This section is from "Scientific American Supplement Volumes 275, 286, 288, 299, 303, 312, 315, 324, 344 and 358". Also available from Amazon: Scientific American Reference Book.
On the 22d day of October, 1811, Franz Liszt, the greatest pianist of the last half century, was born at Raiding, in Hungary, and the entire musical world was united in celebrating his seventieth birthday, which took place this year.
What can be more appropriate than to take a look at the past and recall some of the important events of Liszt's so very interesting life? To recall his first appearance as a "wonder" child in his native town, the blessing and kiss he received a few years later from the immortal Beethoven, his great triumphs in the Paris salons and the defeat of his rival Thalberg. After the appearance of the violin virtuoso Paganini, he resolved to attain the highest development of his musical genius and to become so world-renowned as none has been before him, and in this was successful. He has not only maintained his standing as the greatest master of modern piano virtuosos, but has had the greatest influence on his followers and scholars, Taussig, v. Bulow, Mr. and Mme. Bronsart, Menter, and other younger and older pianists who have had the benefits of his instruction for a greater or less length of time, so that it can be justly claimed that the majority of our present virtuosos owe their success and fame directly or indirectly to the abilities of Liszt.
Liszt is endowed with that great gift of treating every individual in the manner most favorable to the development of its traces of artistic ability and desires, and this accounts for his wonderful results as instructor and master.
But no picture of Liszt would be perfect without a résumé or recapitulation of his compositions.
After a most perfect transposition and preparation of numerous works of Beethoven, Schubert, and Berlioz, and after making their compositions popular and introducing numerous valuable novelties in the art of playing piano, he produced his "Symphonische Dichtungen" (Symphonic Poems).
These highly dramatic compositions, in which he follows Berlioz and often produces the most astonishing effects of sounds, however, did not find entire approbation with the public, and did not succeed in popularizing themselves.

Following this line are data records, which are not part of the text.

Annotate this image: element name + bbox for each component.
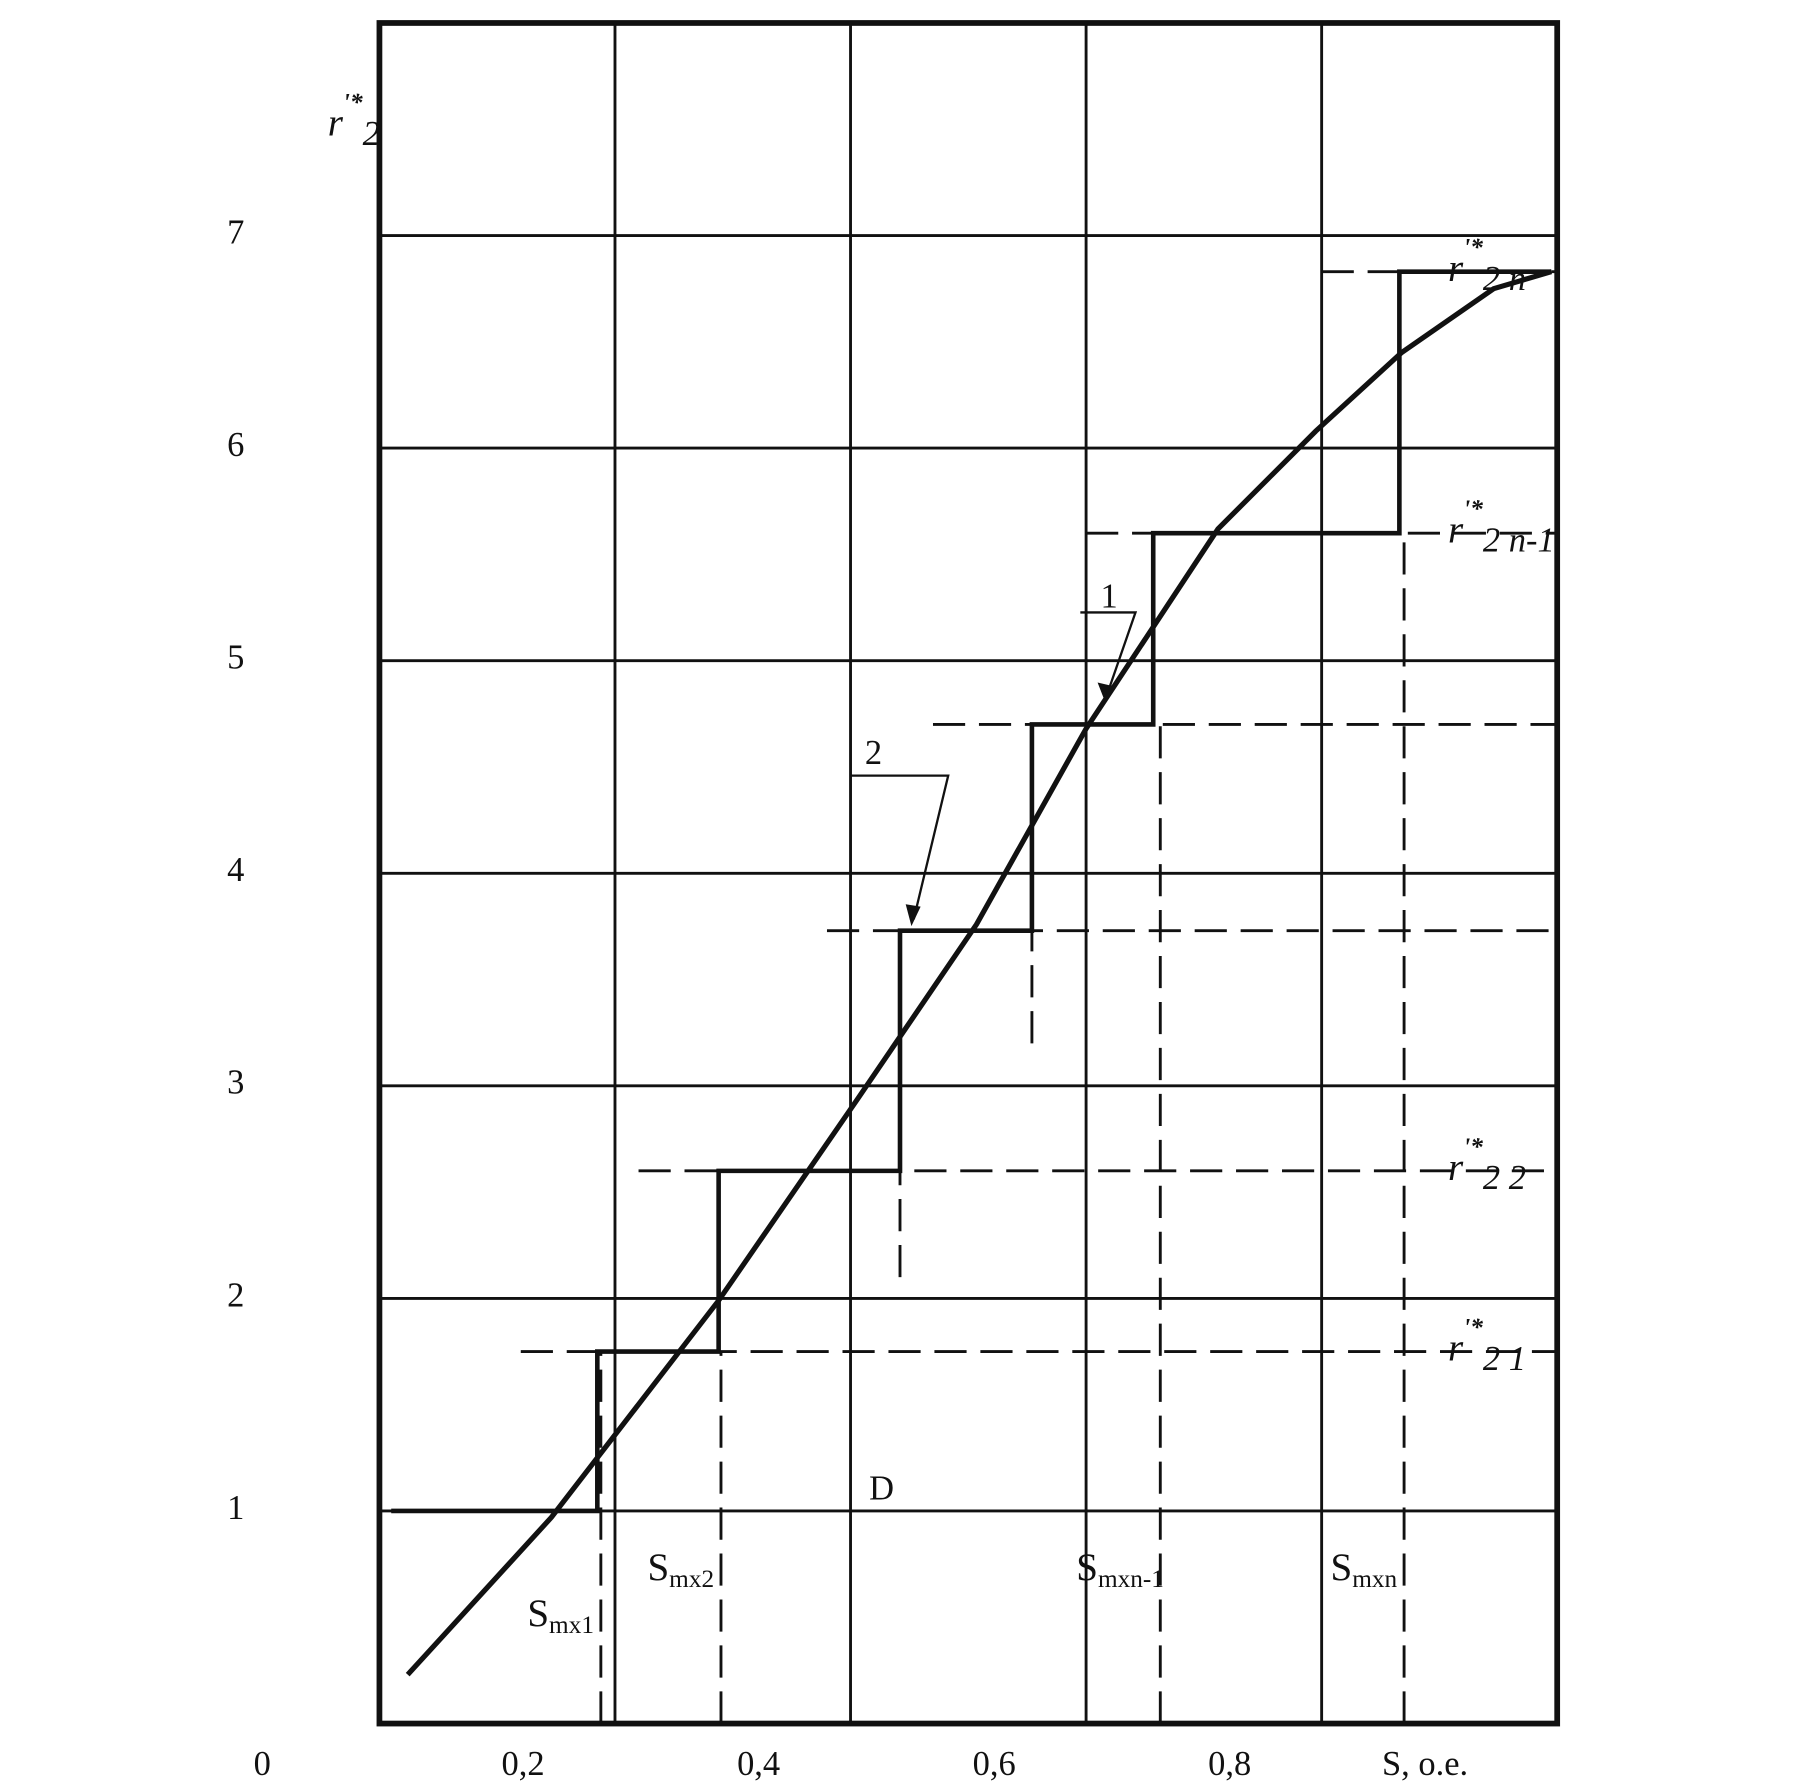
reference-label-sub: 2 1 xyxy=(1483,1340,1526,1378)
reference-label-sup: '* xyxy=(1463,495,1483,523)
y-tick-label: 1 xyxy=(227,1489,244,1527)
reference-label-base: S xyxy=(1076,1546,1098,1589)
x-tick-label: 0,4 xyxy=(737,1745,780,1781)
y-axis-label: r'*2 xyxy=(328,88,380,152)
annotation: 2 xyxy=(865,734,882,772)
series-line xyxy=(391,269,1552,1514)
reference-label-sub: mxn-1 xyxy=(1098,1565,1164,1593)
reference-label-sub: mx1 xyxy=(549,1611,594,1639)
reference-label: r'*2 2 xyxy=(1448,1133,1526,1197)
reference-label-base: r xyxy=(1448,1327,1464,1370)
reference-label: r'*2 1 xyxy=(1448,1313,1526,1377)
leader-1 xyxy=(1080,611,1138,699)
y-tick-label: 7 xyxy=(227,213,244,251)
x-tick-label: 0,8 xyxy=(1208,1745,1251,1781)
x-axis-label: S, o.e. xyxy=(1382,1745,1468,1781)
reference-label-sup: '* xyxy=(1463,1313,1483,1341)
reference-label: Smx2 xyxy=(647,1546,714,1593)
arrowhead-2 xyxy=(905,904,921,927)
reference-label: r'*2 n xyxy=(1448,234,1526,298)
reference-label-base: S xyxy=(527,1592,549,1635)
annotation: 1 xyxy=(1100,578,1117,616)
reference-label: r'*2 n-1 xyxy=(1448,495,1555,559)
reference-label: Smx1 xyxy=(527,1592,594,1639)
x-tick-label: 0,6 xyxy=(973,1745,1016,1781)
reference-label-base: r xyxy=(1448,508,1464,551)
y-tick-label: 5 xyxy=(227,639,244,677)
y-axis-label-base: r xyxy=(328,102,344,145)
reference-label-sub: mx2 xyxy=(669,1565,714,1593)
y-tick-label: 2 xyxy=(227,1276,244,1314)
reference-label-sub: mxn xyxy=(1352,1565,1397,1593)
reference-label: Smxn xyxy=(1331,1546,1398,1593)
y-axis-label-sub: 2 xyxy=(363,115,380,153)
reference-label-sub: 2 n-1 xyxy=(1483,522,1555,560)
y-axis-label-sup: '* xyxy=(343,88,363,116)
reference-label-sup: '* xyxy=(1463,234,1483,262)
reference-label-base: S xyxy=(647,1546,669,1589)
reference-label: Smxn-1 xyxy=(1076,1546,1164,1593)
y-tick-label: 3 xyxy=(227,1064,244,1102)
reference-label-base: r xyxy=(1448,1146,1464,1189)
annotation: D xyxy=(869,1469,894,1507)
y-tick-label: 4 xyxy=(227,851,244,889)
reference-label-base: S xyxy=(1331,1546,1353,1589)
x-tick-label: 0,2 xyxy=(502,1745,545,1781)
reference-label-sup: '* xyxy=(1463,1133,1483,1161)
leader-2 xyxy=(850,774,950,920)
reference-label-sub: 2 2 xyxy=(1483,1159,1526,1197)
series-line xyxy=(405,269,1553,1677)
y-tick-label: 0 xyxy=(254,1745,271,1781)
arrowhead-1 xyxy=(1097,682,1113,704)
reference-label-base: r xyxy=(1448,247,1464,290)
y-tick-label: 6 xyxy=(227,426,244,464)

But that fact can be recorded in his favor that every programme containing Liszt's "Dante," or Faust Symphony, or "Mazeppa," receives more than ordinary attention from the public. The same is the case with his solo songs with piano accompaniment, in which, however, ingenious details often tend to drown the original melody. Of his quartets, some have become highly popular with singing societies and form part of their repertoire. The crowning point of Liszt's compositions is to be found in sacred music, for instance in his mass known as the "Grauer Messe," composed for the dedication of the Cathedral at Grau, in Hungary; the Crowning mass, and his two oratorios, "Die heilige Elisabeth" and "Christus." But even they caused a decided difference of opinion; and if some knew no bounds for their enthusiasm, others could not find an end for their condemnation. Such works should not be treated too lightly, and a thorough and impartial examination will show that a place of honor must be accorded to them in the history of music. Since the "Heilige Elisabeth" has been produced in several cities of Germany it has been viewed more favorably and disarmed many of the opponents.

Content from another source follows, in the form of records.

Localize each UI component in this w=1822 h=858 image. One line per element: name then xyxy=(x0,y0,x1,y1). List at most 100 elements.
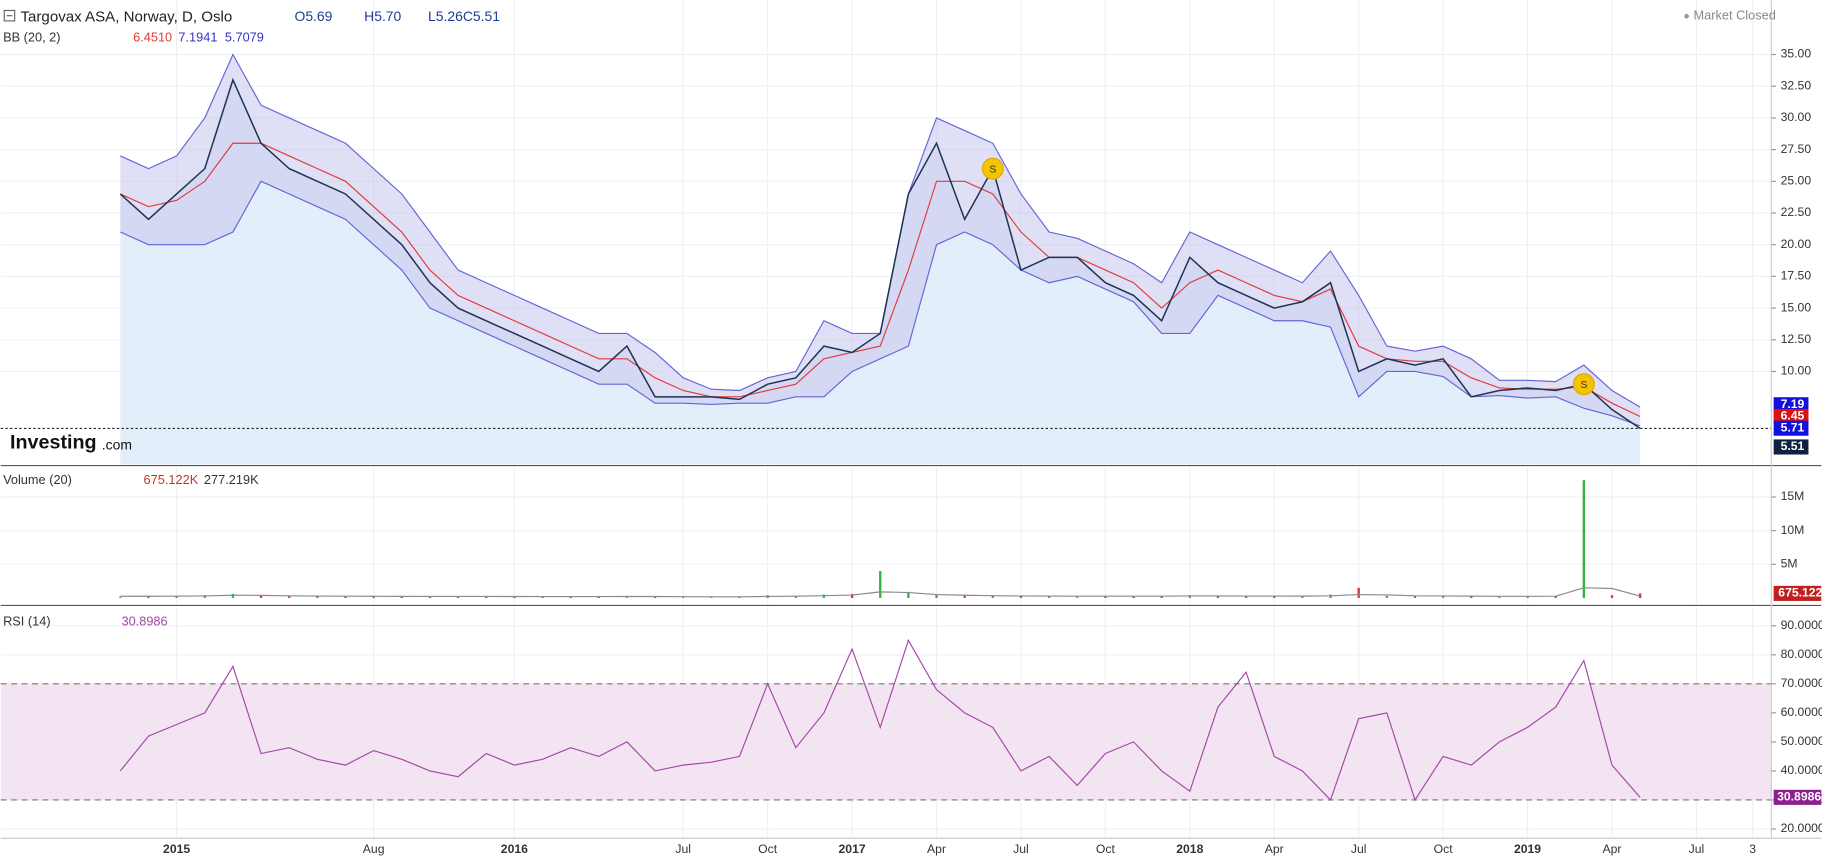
volume-bar xyxy=(203,595,206,598)
signal-marker xyxy=(1572,373,1595,396)
status-dot xyxy=(1684,13,1689,19)
volume-bar xyxy=(400,596,403,598)
volume-bar xyxy=(344,596,347,598)
volume-bar xyxy=(850,593,854,598)
volume-bar xyxy=(147,596,150,598)
volume-bar xyxy=(541,596,544,598)
y-tick-label: 22.50 xyxy=(1781,205,1812,219)
volume-bar xyxy=(879,571,882,598)
y-tick-label: 30.00 xyxy=(1781,110,1812,124)
y-tick-label: 80.0000 xyxy=(1781,647,1822,661)
x-tick-label: 2015 xyxy=(163,842,190,856)
x-tick-label: Jul xyxy=(1013,842,1029,856)
bb-upper-value: 7.1941 xyxy=(178,30,217,45)
y-tick-label: 70.0000 xyxy=(1781,676,1822,690)
volume-bar xyxy=(963,595,966,598)
volume-bar xyxy=(1244,596,1248,598)
y-tick-label: 50.0000 xyxy=(1781,734,1822,748)
x-tick-label: 2018 xyxy=(1176,842,1203,856)
marks: SS xyxy=(0,53,1772,802)
volume-bar xyxy=(231,593,235,598)
y-tick-label: 5M xyxy=(1781,557,1798,571)
volume-bar xyxy=(597,596,600,598)
price-tag-label: 5.51 xyxy=(1781,439,1805,453)
rsi-label: RSI (14) xyxy=(3,614,51,629)
volume-bar xyxy=(1160,596,1163,598)
y-tick-label: 27.50 xyxy=(1781,142,1812,156)
ohlc-high: H5.70 xyxy=(364,8,401,24)
x-tick-label: 2016 xyxy=(501,842,528,856)
volume-bar xyxy=(1188,595,1191,598)
x-tick-label: 3 xyxy=(1749,842,1756,856)
y-tick-label: 25.00 xyxy=(1781,174,1812,188)
volume-bar xyxy=(1554,595,1557,598)
volume-bar xyxy=(513,596,516,598)
price-tag-label: 5.71 xyxy=(1781,420,1805,434)
volume-bar xyxy=(1047,595,1051,598)
x-tick-label: 2017 xyxy=(839,842,866,856)
band-fill xyxy=(120,54,1641,426)
x-tick-label: Oct xyxy=(758,842,778,856)
signal-label: S xyxy=(989,165,996,176)
y-tick-label: 10M xyxy=(1781,523,1805,537)
volume-bar xyxy=(569,596,572,598)
y-tick-label: 20.0000 xyxy=(1781,821,1822,835)
volume-bar xyxy=(456,596,460,598)
volume-bar xyxy=(1216,595,1220,598)
rsi-value: 30.8986 xyxy=(122,614,168,629)
y-tick-label: 35.00 xyxy=(1781,47,1812,61)
y-tick-label: 15M xyxy=(1781,489,1805,503)
y-tick-label: 32.50 xyxy=(1781,78,1812,92)
volume-bar xyxy=(1104,595,1107,598)
volume-bar xyxy=(991,595,994,598)
volume-bar xyxy=(259,595,263,598)
volume-tag-label: 675.122 xyxy=(1778,586,1822,600)
logo: Investing xyxy=(10,432,97,454)
volume-bar xyxy=(1357,587,1360,598)
rsi-tag xyxy=(1773,789,1822,805)
y-tick-label: 90.0000 xyxy=(1781,618,1822,632)
price-tag xyxy=(1773,408,1809,425)
volume-bar xyxy=(1582,480,1585,598)
volume-bar xyxy=(175,595,178,598)
volume-bar xyxy=(1076,596,1079,598)
price-line xyxy=(119,77,1641,430)
bb-middle-value: 6.4510 xyxy=(133,30,172,45)
volume-bar xyxy=(1526,596,1529,598)
ohlc-low: L5.26 xyxy=(428,8,463,24)
bb-label: BB (20, 2) xyxy=(3,30,60,45)
bb-lower-value: 5.7079 xyxy=(225,30,264,45)
volume-bar xyxy=(1385,595,1388,598)
volume-ma-line xyxy=(120,587,1641,598)
price-tag-label: 6.45 xyxy=(1781,409,1805,423)
volume-bar xyxy=(316,596,319,598)
volume-bar xyxy=(907,591,910,598)
volume-value: 675.122K xyxy=(144,472,199,487)
volume-label: Volume (20) xyxy=(3,472,72,487)
ohlc-open: O5.69 xyxy=(294,8,332,24)
signal-label: S xyxy=(1580,380,1587,391)
volume-bar xyxy=(1498,596,1501,598)
lower-band xyxy=(120,180,1641,427)
volume-bar xyxy=(428,596,432,598)
volume-tag xyxy=(1773,585,1822,601)
volume-bar xyxy=(372,596,375,598)
collapse-button[interactable] xyxy=(3,9,16,22)
y-tick-label: 10.00 xyxy=(1781,364,1812,378)
volume-bar xyxy=(1301,596,1304,598)
volume-bar xyxy=(682,596,685,598)
ohlc-close: C5.51 xyxy=(463,8,500,24)
volume-bar xyxy=(653,596,657,598)
chart-title: Targovax ASA, Norway, D, Oslo xyxy=(20,8,232,25)
x-tick-label: Oct xyxy=(1434,842,1454,856)
rsi-band xyxy=(0,683,1772,800)
y-tick-label: 40.0000 xyxy=(1781,763,1822,777)
x-tick-label: 2019 xyxy=(1514,842,1541,856)
logo-suffix: .com xyxy=(102,437,132,453)
y-tick-label: 15.00 xyxy=(1781,300,1812,314)
market-status: Market Closed xyxy=(1694,8,1776,23)
price-tag xyxy=(1773,439,1809,455)
volume-ma-value: 277.219K xyxy=(204,472,259,487)
y-tick-label: 12.50 xyxy=(1781,332,1812,346)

But Liszt also belongs to the literary fraternity, and his works, published by Breitkopf & Hartel, contain some of the best ever written in regard to art and artists. They were mostly written in elegant French originally, and relate to the social position of artists and the state of the art of music in certain cities or even an entire country. A part of his works is devoted to the music of gypsies, and to a true and honest history of the life of his friend Chopin.

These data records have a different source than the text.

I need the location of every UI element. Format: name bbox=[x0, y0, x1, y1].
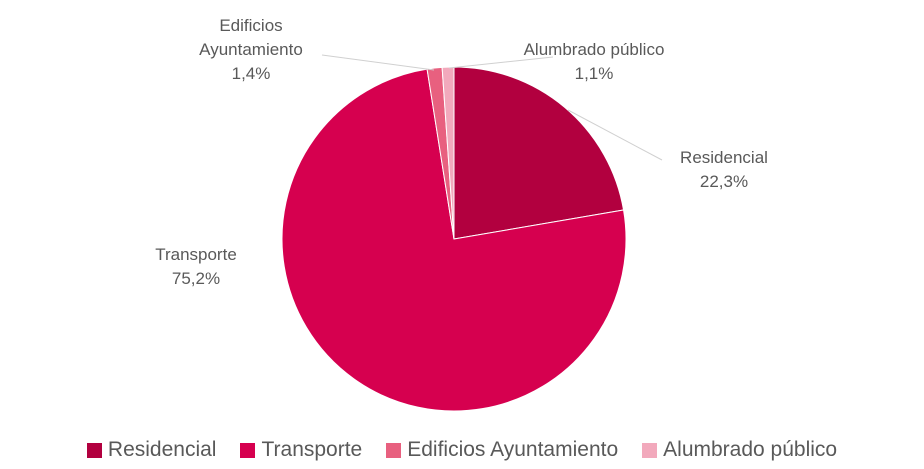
leader-line bbox=[321, 54, 435, 71]
data-label-value: 75,2% bbox=[171, 269, 221, 288]
legend-label: Transporte bbox=[261, 438, 363, 461]
leader-line bbox=[448, 56, 554, 69]
data-label-name: Edificios Ayuntamiento bbox=[199, 16, 303, 59]
legend-label: Edificios Ayuntamiento bbox=[407, 438, 619, 461]
legend-swatch bbox=[642, 442, 658, 458]
data-label-name: Residencial bbox=[680, 148, 768, 167]
data-label: Transporte 75,2% bbox=[126, 243, 266, 291]
legend-item: Alumbrado público bbox=[642, 438, 837, 462]
data-label-name: Alumbrado público bbox=[523, 40, 665, 59]
pie-slice bbox=[281, 68, 627, 412]
legend-swatch bbox=[386, 442, 402, 458]
legend: Residencial Transporte Edificios Ayuntamie… bbox=[0, 438, 924, 462]
data-label-value: 1,4% bbox=[231, 64, 271, 83]
legend-label: Residencial bbox=[107, 438, 217, 461]
data-label: Edificios Ayuntamiento 1,4% bbox=[191, 14, 311, 86]
legend-swatch bbox=[86, 442, 102, 458]
leader-line bbox=[567, 109, 663, 161]
data-label-value: 1,1% bbox=[574, 64, 614, 83]
legend-label: Alumbrado público bbox=[663, 438, 838, 461]
data-label: Residencial 22,3% bbox=[654, 146, 794, 194]
data-label-name: Transporte bbox=[155, 245, 237, 264]
pie-slice bbox=[453, 66, 625, 240]
legend-item: Edificios Ayuntamiento bbox=[386, 438, 618, 462]
legend-item: Residencial bbox=[86, 438, 217, 462]
data-label: Alumbrado público 1,1% bbox=[494, 38, 694, 86]
data-label-value: 22,3% bbox=[699, 172, 749, 191]
legend-swatch bbox=[240, 442, 256, 458]
legend-item: Transporte bbox=[240, 438, 362, 462]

Then again we find him preparing the path to the hearts of the public for Berlioz, Schumann, Wagner, Robert Franz, and Meyerbeer. Liszt has certainly collected enormous sums of money in his successful career, but as fast as he reaps his earnings he gives them to those needing assistance, and it is almost entirely to him that the inhabitants of Bonn, on the Rhine, owe their beautiful Beethoven Monument, and during the last years Liszt has been untiring in giving concerts and collecting money for a monument for the greatest of the great, Johann Sebastian Bach.
Liszt is an artist in every sense of the word, and we should all wish that he will remain among us for many years more.